The problem with Kurzweil is he doesn’t consider all the evidence, which by way of analogy means he thinks all people are equally likely to kill themselves than carry on living because we have the potential to do either.
In the real world, in actuality, how often or how likely it is for technology to be used for ill? I think the evidence points to technology being massively oriented towards benefit instead of ill. The foundation of intelligence means technology is better suited the positively benefiting our world. Our ability to have clean running water or electricity, easily accessed in our homes, is not an accidental in-the-balance situation. The evidence is electricity and water on tap cause minimal (insignificant) harm.
Technology generally, due to its intelligent foundations, is not designed to cause harm. The harm factor is so low it can be dismissed, especially because intelligence is continually increasing. The only harm in our world arises from stupidity (a lack of technology) not intelligence.
Benefit from technology is hard-wired, similar to how humans are generally hard-wired to refrain from suicide, similar how water or electricity are rarely used to cause harm.
Accidents or ill-will are not very common compared to tangible massive benefits regarding technology. Computing and the Internet is the same massive weighting on the side of benefit.
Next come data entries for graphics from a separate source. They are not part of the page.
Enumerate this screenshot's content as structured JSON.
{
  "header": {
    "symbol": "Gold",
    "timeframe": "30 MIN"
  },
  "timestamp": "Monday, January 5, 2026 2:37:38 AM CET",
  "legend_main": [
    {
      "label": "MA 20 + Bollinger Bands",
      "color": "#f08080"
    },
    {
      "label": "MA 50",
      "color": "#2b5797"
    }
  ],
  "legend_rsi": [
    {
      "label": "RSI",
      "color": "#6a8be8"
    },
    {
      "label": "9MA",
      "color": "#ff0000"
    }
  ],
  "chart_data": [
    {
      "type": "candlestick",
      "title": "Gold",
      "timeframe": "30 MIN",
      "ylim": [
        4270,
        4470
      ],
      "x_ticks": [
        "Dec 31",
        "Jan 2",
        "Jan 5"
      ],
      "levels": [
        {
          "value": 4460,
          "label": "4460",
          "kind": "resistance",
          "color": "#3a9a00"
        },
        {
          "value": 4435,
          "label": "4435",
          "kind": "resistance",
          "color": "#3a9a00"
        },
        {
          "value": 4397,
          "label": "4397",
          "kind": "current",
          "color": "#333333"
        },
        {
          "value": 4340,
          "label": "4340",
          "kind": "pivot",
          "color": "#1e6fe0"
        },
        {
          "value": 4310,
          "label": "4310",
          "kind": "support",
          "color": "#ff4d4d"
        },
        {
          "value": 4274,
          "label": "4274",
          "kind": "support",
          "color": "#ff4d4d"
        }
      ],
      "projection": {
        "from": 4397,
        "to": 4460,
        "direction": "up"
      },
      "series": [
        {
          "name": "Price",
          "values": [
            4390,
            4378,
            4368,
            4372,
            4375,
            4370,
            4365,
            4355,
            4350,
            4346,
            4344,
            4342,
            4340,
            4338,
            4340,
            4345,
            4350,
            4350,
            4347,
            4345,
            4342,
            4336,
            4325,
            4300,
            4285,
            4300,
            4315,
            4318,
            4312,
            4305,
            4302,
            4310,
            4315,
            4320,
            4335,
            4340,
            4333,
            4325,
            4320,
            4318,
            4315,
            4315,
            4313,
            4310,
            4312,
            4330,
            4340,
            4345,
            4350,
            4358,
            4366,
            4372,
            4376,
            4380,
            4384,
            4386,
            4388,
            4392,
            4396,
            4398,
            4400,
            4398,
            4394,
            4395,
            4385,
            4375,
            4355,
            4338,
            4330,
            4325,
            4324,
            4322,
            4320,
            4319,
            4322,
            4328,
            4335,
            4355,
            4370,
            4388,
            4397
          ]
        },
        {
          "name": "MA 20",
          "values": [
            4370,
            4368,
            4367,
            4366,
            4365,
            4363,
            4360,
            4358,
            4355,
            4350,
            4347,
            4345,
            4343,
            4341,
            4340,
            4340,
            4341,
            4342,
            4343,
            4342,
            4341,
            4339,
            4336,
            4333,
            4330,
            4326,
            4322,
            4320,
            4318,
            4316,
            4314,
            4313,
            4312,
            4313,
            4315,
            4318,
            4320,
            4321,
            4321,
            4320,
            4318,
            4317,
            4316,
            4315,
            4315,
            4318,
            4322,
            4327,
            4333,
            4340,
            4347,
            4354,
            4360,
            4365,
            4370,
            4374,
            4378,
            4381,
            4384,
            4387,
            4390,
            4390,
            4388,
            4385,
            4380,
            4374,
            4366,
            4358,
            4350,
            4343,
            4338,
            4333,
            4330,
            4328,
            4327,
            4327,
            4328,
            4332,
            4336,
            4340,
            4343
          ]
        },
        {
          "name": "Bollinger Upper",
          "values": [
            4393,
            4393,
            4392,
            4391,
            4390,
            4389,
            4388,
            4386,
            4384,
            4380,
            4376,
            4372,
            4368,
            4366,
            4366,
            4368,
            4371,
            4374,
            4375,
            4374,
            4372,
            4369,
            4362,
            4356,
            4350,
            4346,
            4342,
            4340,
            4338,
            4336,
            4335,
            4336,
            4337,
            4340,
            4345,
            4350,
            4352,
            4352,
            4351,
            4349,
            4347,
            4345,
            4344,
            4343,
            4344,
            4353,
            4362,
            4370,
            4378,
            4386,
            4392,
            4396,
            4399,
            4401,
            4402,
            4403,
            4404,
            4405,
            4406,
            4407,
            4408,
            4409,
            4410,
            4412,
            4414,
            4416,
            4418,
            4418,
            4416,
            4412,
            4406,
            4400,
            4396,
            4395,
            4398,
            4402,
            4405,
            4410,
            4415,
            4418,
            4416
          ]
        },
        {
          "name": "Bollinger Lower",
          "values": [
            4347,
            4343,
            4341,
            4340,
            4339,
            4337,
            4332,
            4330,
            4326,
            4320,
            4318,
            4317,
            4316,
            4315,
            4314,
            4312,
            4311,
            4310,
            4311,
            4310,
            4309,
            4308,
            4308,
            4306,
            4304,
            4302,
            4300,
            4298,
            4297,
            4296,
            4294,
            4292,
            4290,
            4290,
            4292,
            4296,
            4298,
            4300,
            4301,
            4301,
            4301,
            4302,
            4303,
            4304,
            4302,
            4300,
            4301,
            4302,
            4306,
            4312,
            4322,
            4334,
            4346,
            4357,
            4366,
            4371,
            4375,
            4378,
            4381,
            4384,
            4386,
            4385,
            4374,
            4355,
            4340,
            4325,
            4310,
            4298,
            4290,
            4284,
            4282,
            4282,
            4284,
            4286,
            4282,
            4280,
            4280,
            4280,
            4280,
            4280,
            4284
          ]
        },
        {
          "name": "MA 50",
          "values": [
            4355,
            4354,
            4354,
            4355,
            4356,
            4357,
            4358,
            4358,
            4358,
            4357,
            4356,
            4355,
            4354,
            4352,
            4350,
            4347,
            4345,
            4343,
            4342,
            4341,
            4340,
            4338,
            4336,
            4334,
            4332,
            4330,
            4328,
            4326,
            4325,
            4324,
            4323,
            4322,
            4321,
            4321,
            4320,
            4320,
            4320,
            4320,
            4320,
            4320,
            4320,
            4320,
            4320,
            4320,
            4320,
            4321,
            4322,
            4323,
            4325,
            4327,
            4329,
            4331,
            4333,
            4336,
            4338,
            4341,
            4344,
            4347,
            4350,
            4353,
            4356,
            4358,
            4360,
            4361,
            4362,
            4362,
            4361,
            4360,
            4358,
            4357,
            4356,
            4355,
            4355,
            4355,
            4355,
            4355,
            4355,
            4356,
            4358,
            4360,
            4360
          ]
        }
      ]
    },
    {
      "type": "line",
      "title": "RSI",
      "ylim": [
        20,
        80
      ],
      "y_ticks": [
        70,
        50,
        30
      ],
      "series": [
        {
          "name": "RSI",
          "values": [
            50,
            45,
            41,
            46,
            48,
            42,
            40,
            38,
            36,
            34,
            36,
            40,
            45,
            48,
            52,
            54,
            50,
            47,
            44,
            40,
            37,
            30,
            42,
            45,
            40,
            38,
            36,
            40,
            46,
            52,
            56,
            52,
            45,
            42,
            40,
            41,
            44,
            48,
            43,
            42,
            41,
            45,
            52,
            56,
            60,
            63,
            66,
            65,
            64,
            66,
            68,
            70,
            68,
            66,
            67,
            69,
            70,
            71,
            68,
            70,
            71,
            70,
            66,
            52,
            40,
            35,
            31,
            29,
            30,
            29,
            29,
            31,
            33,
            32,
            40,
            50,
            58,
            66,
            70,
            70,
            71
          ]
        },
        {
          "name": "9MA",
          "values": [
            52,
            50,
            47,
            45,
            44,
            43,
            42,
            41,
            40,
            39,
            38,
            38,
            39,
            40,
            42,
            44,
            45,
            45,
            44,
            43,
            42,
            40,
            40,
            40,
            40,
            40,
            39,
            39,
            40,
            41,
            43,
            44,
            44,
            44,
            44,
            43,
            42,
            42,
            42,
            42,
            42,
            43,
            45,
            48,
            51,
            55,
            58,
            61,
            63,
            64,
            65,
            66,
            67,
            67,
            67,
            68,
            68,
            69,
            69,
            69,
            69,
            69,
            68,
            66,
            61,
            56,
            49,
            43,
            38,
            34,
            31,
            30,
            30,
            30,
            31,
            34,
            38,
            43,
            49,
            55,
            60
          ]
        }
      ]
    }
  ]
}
I think my insights into Kurzweil’s mind should not be dismissed as “amateur psychoanalysis.” Evidentially I highlighted a logical contradiction in Kurzweil’s thinking, namely scarcity causes conflict and info is exponentially moving away from scarcity, and bio-tech is now info-tech, yet despite his recognition of this he thinks bio-terror is an increasing threat. Considering this evidential illogic by Kurzweil it is valid, either in a professional or amateur capacity, to speculate upon his psychological obsession with bio-terrorism.
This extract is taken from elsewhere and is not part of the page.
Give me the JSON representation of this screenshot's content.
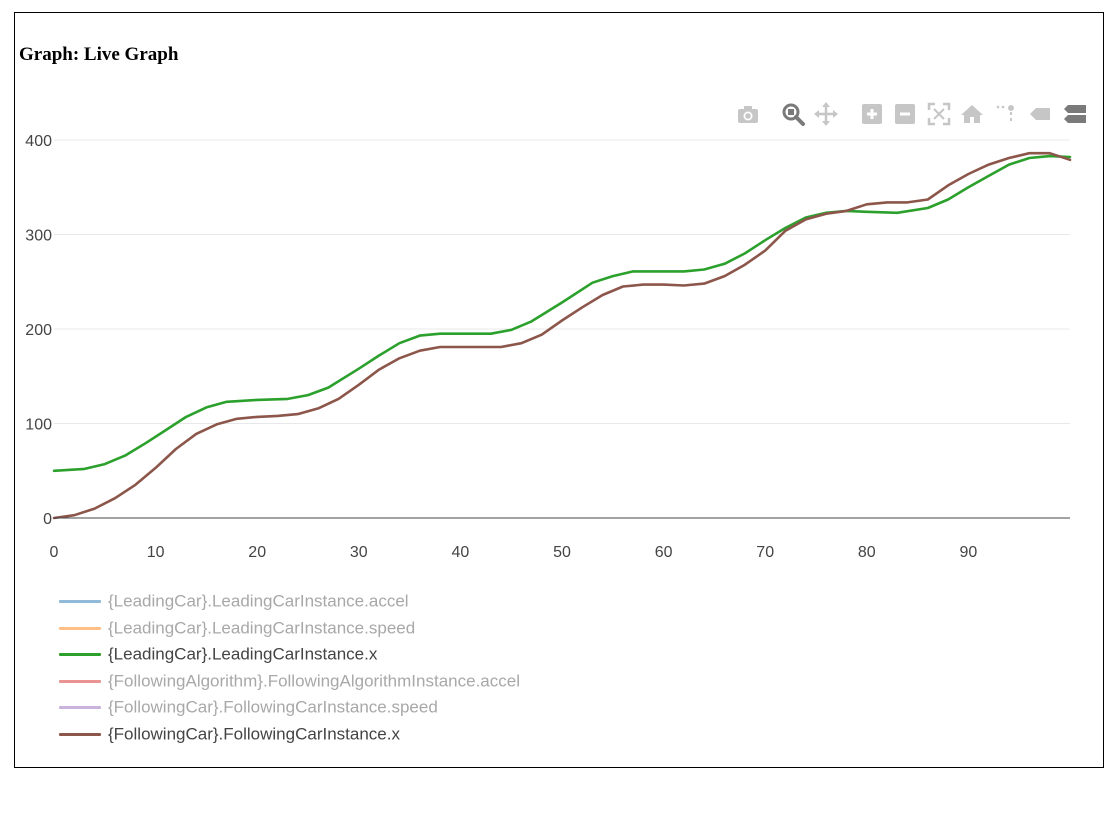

It is also interesting that the metaphor of a “sword” is used to describe technology. Is a weapon really the best comparative tool to express the nature of technology? Yes in a world of scarcity we are fighting daily battles, often via incisive words, but in reality our everyday life is far from being a weaponised double-edge despite the wielding of cutting words.
I recognise how Ray opposes ageing, and how he wants to see intelligence explode, but really he is outdated in 2015. Eric Schmidt is a vastly better modern model these day because Eric admits, unlike Ray, to be a utopian.